Ink Pen by Phil Dunlap for July 17, 2010
Transcript:
tyr: I was so worried about you, hamhock! hamhock: thanks, tyr. you're a good friend. tyr: Well, it ended up being quite an adventure, right? hamhock: I guess so. tyr: now, let's head on home, buddy! Tyr: zzzzznore!!! wonder woman, you minx...zzz...put that lasso away!...zzz...
mrsullenbeauty over 14 years ago
Oh, Hamhock … at least no one cut your head off and held it up in the window.
ksoskins over 14 years ago
Well Hamhock you learned two things:
An adventure is best left to people like Tyr. Tyr is infatuated with Wonder Woman and her Lasso of Truth.freeholder1 over 14 years ago
And she would love Tyr’s Axle of Semi-truth.
lewisbower over 14 years ago
They are dressing Wonder Woman, not better but more. Take your last look at those legs guys, they’re gone. Oh, I don’t look at the pictures, I just read the story..
ksoskins over 14 years ago
More to the point, you can’t handle Wonder Woman, although I’m sure you’d like to try.
fritzoid Premium Member over 14 years ago
WW’s had costume redesigns before, and I’m sure this won’t be the last.
Just so long as Ms. Amazement doesn’t follow suit (so to speak), it makes no difference to me anyway.
runar over 14 years ago
WW, in distant Khartoum Took Spider-man up to her room They argued all night Over who had the right To do what, with which ropes and to whom.
freeholder1 over 14 years ago
Nope, eldo. A flirtatious womAn. Minks am plural.
Vixen is singular.
X-mas is foolish.
Grammar rules. Go figure.
fritzoid Premium Member over 14 years ago
“X” as an abbreviation for “Christ” goes back almost to the earliest days of the church. Early Xian art and manuscripts used the symbol liberally (also “XP” and “Xt”), and those who’ve used the term “Xmas” in writings include Lord Byron, Samuel Taylor Coleridge, Oliver Wendell Holmes, Jr., and the Rev. Charles Lutwidge Dodgson (“Lewis Carroll”). Noted fools all, I suppose.
According to Merriam-Webster’s Dictionary of English Usage, most of the evidence for these words (“Xianity”, “Xmas”) comes from “educated Englishmen who knew their Greek”.
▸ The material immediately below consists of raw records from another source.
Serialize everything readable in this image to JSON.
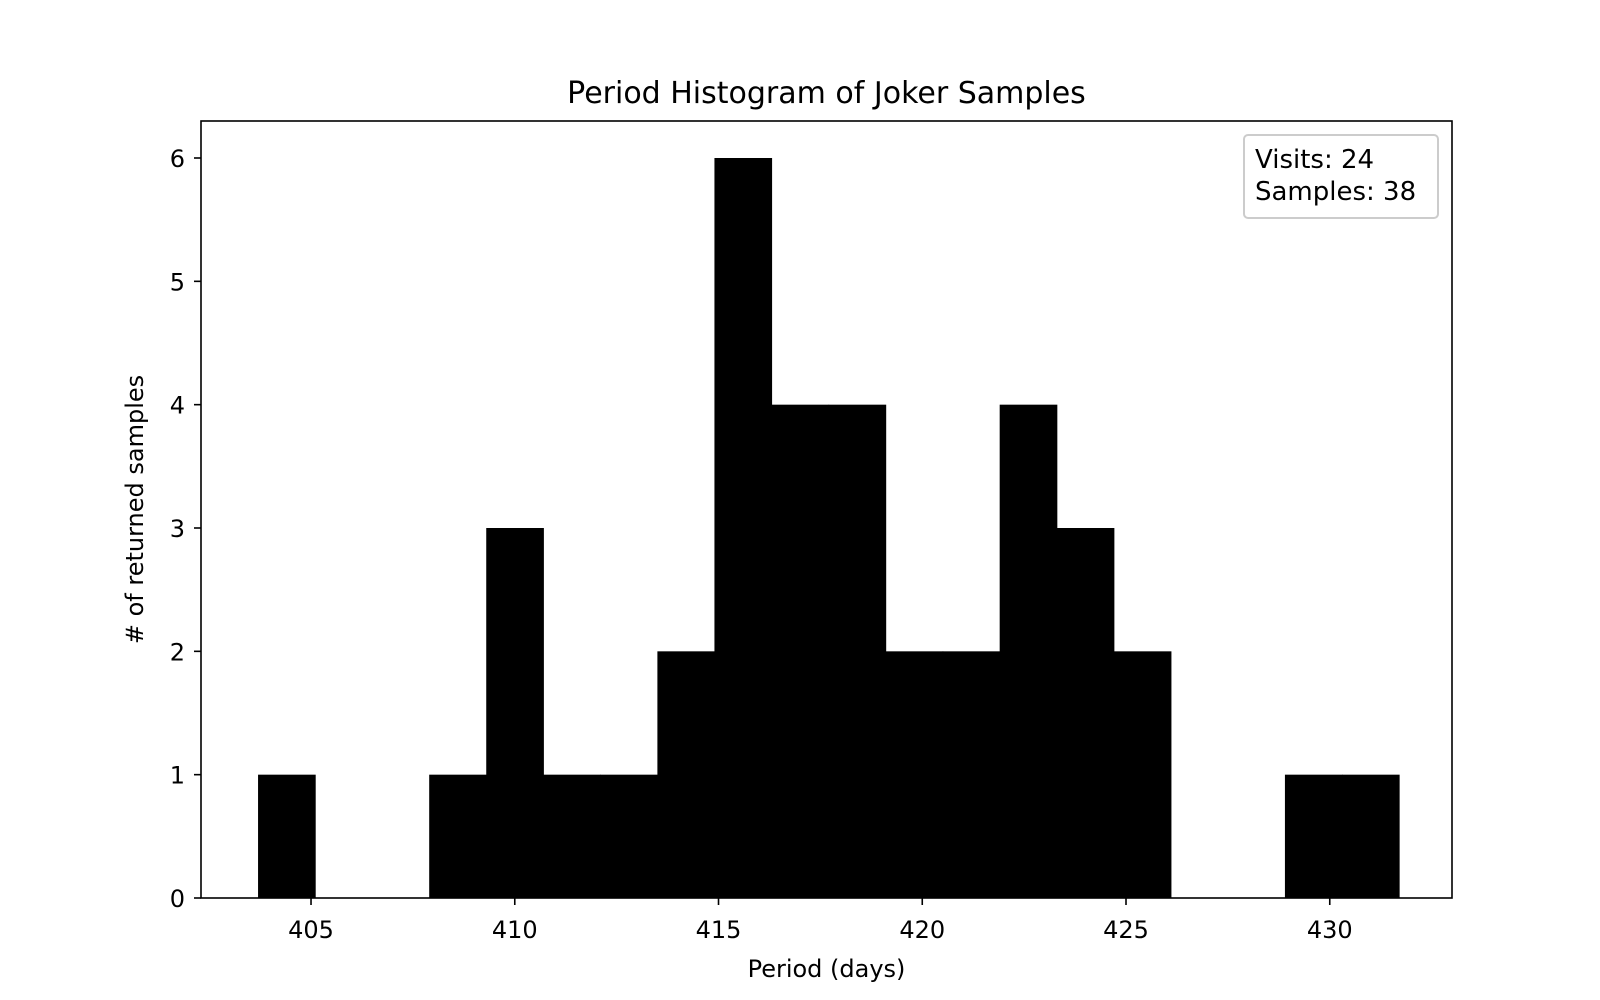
{
  "chart_data": {
    "type": "bar",
    "title": "Period Histogram of Joker Samples",
    "xlabel": "Period (days)",
    "ylabel": "# of returned samples",
    "xlim": [
      402.3,
      433.0
    ],
    "ylim": [
      0,
      6.3
    ],
    "xticks": [
      405,
      410,
      415,
      420,
      425,
      430
    ],
    "yticks": [
      0,
      1,
      2,
      3,
      4,
      5,
      6
    ],
    "grid": false,
    "bar_color": "#000000",
    "bins": [
      {
        "x0": 403.7,
        "x1": 405.1,
        "count": 1
      },
      {
        "x0": 405.1,
        "x1": 406.5,
        "count": 0
      },
      {
        "x0": 406.5,
        "x1": 407.9,
        "count": 0
      },
      {
        "x0": 407.9,
        "x1": 409.3,
        "count": 1
      },
      {
        "x0": 409.3,
        "x1": 410.7,
        "count": 3
      },
      {
        "x0": 410.7,
        "x1": 412.1,
        "count": 1
      },
      {
        "x0": 412.1,
        "x1": 413.5,
        "count": 1
      },
      {
        "x0": 413.5,
        "x1": 414.9,
        "count": 2
      },
      {
        "x0": 414.9,
        "x1": 416.3,
        "count": 6
      },
      {
        "x0": 416.3,
        "x1": 417.7,
        "count": 4
      },
      {
        "x0": 417.7,
        "x1": 419.1,
        "count": 4
      },
      {
        "x0": 419.1,
        "x1": 420.5,
        "count": 2
      },
      {
        "x0": 420.5,
        "x1": 421.9,
        "count": 2
      },
      {
        "x0": 421.9,
        "x1": 423.3,
        "count": 4
      },
      {
        "x0": 423.3,
        "x1": 424.7,
        "count": 3
      },
      {
        "x0": 424.7,
        "x1": 426.1,
        "count": 2
      },
      {
        "x0": 426.1,
        "x1": 427.5,
        "count": 0
      },
      {
        "x0": 427.5,
        "x1": 428.9,
        "count": 0
      },
      {
        "x0": 428.9,
        "x1": 430.3,
        "count": 1
      },
      {
        "x0": 430.3,
        "x1": 431.7,
        "count": 1
      }
    ],
    "legend": {
      "position": "upper right",
      "lines": [
        "Visits: 24",
        "Samples: 38"
      ]
    }
  }
}
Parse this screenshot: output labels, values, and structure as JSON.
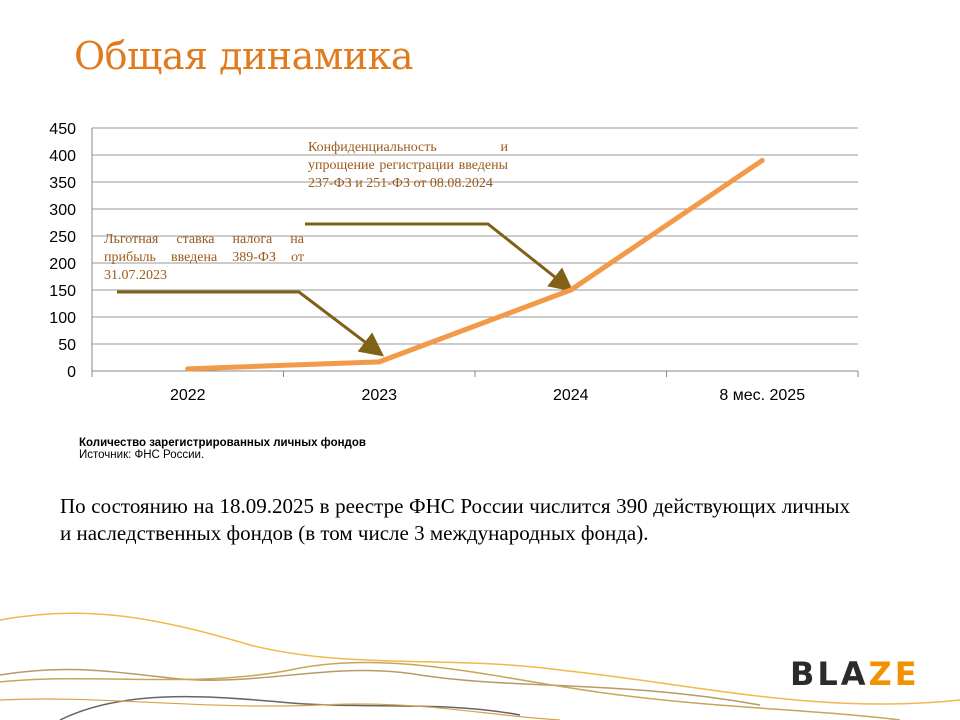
{
  "title": "Общая динамика",
  "chart_data": {
    "type": "line",
    "categories": [
      "2022",
      "2023",
      "2024",
      "8 мес. 2025"
    ],
    "values": [
      4,
      17,
      150,
      390
    ],
    "ylim": [
      0,
      450
    ],
    "yticks": [
      0,
      50,
      100,
      150,
      200,
      250,
      300,
      350,
      400,
      450
    ],
    "grid": true,
    "line_color": "#f39a4a",
    "annotations": [
      {
        "text": "Льготная ставка налога на прибыль введена  389-ФЗ от 31.07.2023",
        "points_to": "2023"
      },
      {
        "text": "Конфиденциальность и упрощение регистрации введены 237-ФЗ и 251-ФЗ от 08.08.2024",
        "points_to": "2024"
      }
    ],
    "annotation_color": "#7f6217"
  },
  "caption": {
    "title": "Количество зарегистрированных личных фондов",
    "source": "Источник:  ФНС России."
  },
  "body_text": "По состоянию на 18.09.2025 в реестре ФНС России числится 390 действующих личных и наследственных фондов (в том числе 3 международных фонда).",
  "logo": {
    "text_dark": "BLA",
    "text_accent": "ZE"
  }
}
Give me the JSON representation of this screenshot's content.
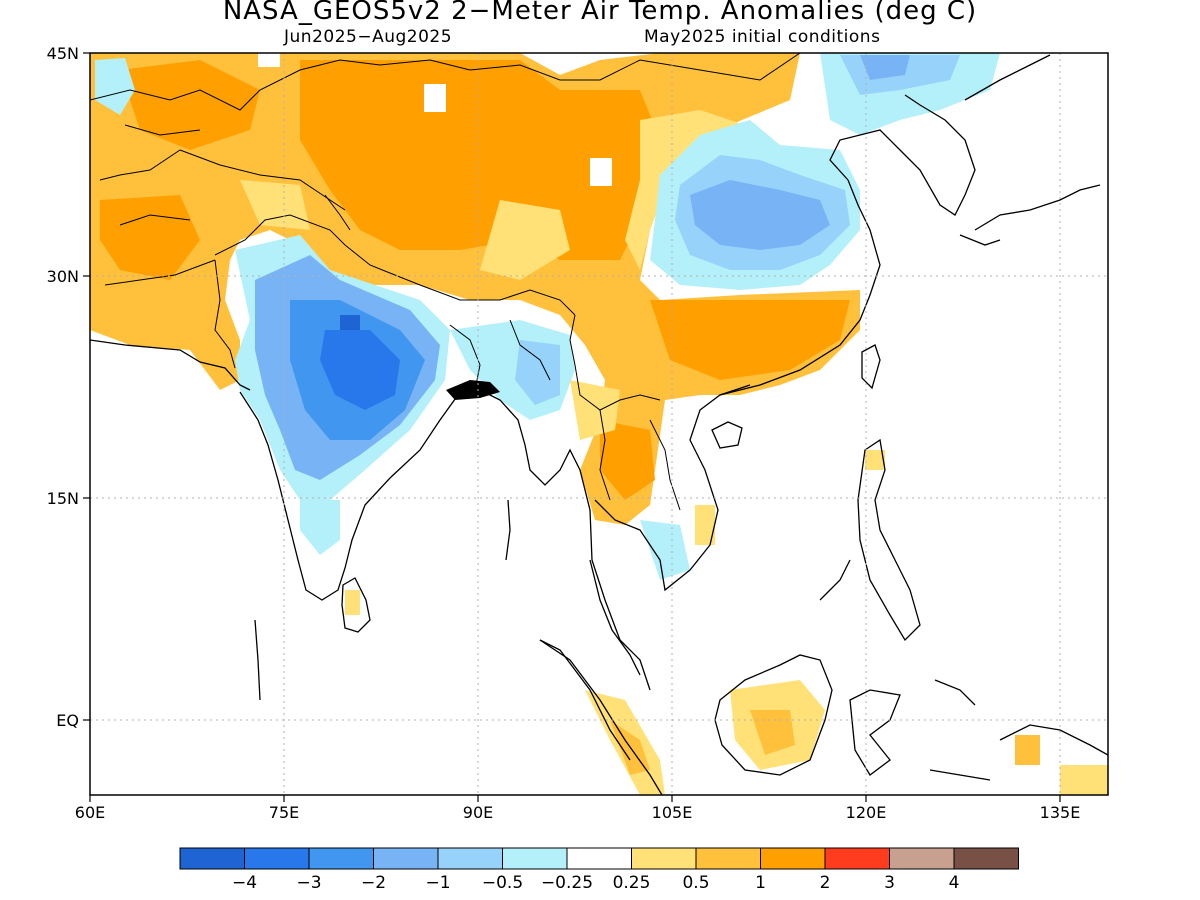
{
  "title": "NASA_GEOS5v2 2−Meter Air Temp. Anomalies (deg C)",
  "subtitle_left": "Jun2025−Aug2025",
  "subtitle_right": "May2025 initial conditions",
  "map": {
    "lon_range": [
      60,
      140
    ],
    "lat_range": [
      -5,
      45
    ],
    "x_ticks": [
      "60E",
      "75E",
      "90E",
      "105E",
      "120E",
      "135E"
    ],
    "y_ticks": [
      "45N",
      "30N",
      "15N",
      "EQ"
    ],
    "grid": "dotted"
  },
  "colorbar": {
    "colors": [
      "#1e64d2",
      "#2878eb",
      "#4196f0",
      "#78b4f5",
      "#96d2fa",
      "#b4f0fa",
      "#ffffff",
      "#ffe178",
      "#ffc03c",
      "#ffa000",
      "#ff3c1e",
      "#c8a090",
      "#785046"
    ],
    "labels": [
      "−4",
      "−3",
      "−2",
      "−1",
      "−0.5",
      "−0.25",
      "0.25",
      "0.5",
      "1",
      "2",
      "3",
      "4"
    ]
  }
}
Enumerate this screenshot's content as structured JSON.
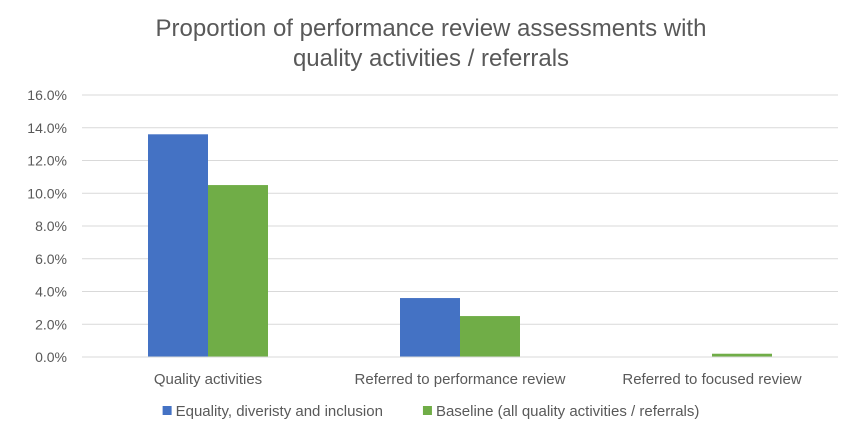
{
  "chart_data": {
    "type": "bar",
    "title_lines": [
      "Proportion of performance review assessments with",
      "quality activities / referrals"
    ],
    "categories": [
      "Quality activities",
      "Referred to performance review",
      "Referred to focused review"
    ],
    "series": [
      {
        "name": "Equality, diveristy and inclusion",
        "color": "#4472c4",
        "values": [
          13.6,
          3.6,
          0.0
        ]
      },
      {
        "name": "Baseline (all quality activities / referrals)",
        "color": "#70ad47",
        "values": [
          10.5,
          2.5,
          0.2
        ]
      }
    ],
    "y_ticks": [
      "0.0%",
      "2.0%",
      "4.0%",
      "6.0%",
      "8.0%",
      "10.0%",
      "12.0%",
      "14.0%",
      "16.0%"
    ],
    "ylim": [
      0,
      16
    ],
    "grid": true,
    "legend_position": "bottom"
  }
}
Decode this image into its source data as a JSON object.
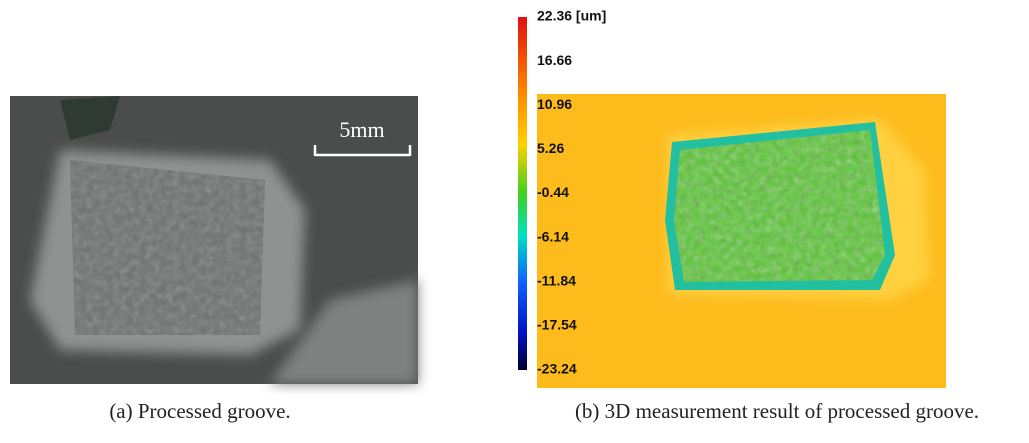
{
  "figure_a": {
    "scale_label": "5mm",
    "caption": "(a) Processed groove."
  },
  "figure_b": {
    "colorbar": {
      "labels": [
        "22.36 [um]",
        "16.66",
        "10.96",
        "5.26",
        "-0.44",
        "-6.14",
        "-11.84",
        "-17.54",
        "-23.24"
      ]
    },
    "caption": "(b) 3D measurement result of processed groove."
  }
}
What’s usually forgotten, though, is that “Xmas” is nonetheless properly pronounced “kris-mas”, and is only appropriate in informal writings (like internet forums), or other places (newspaper headlines and such) where concision is the norm.
I suspect there’s also a vestige of the time-honored tradition (still observed in some communities) against writing out holy names (like “G_D”) on mundane documents that might be thrown away or otherwise destroyed.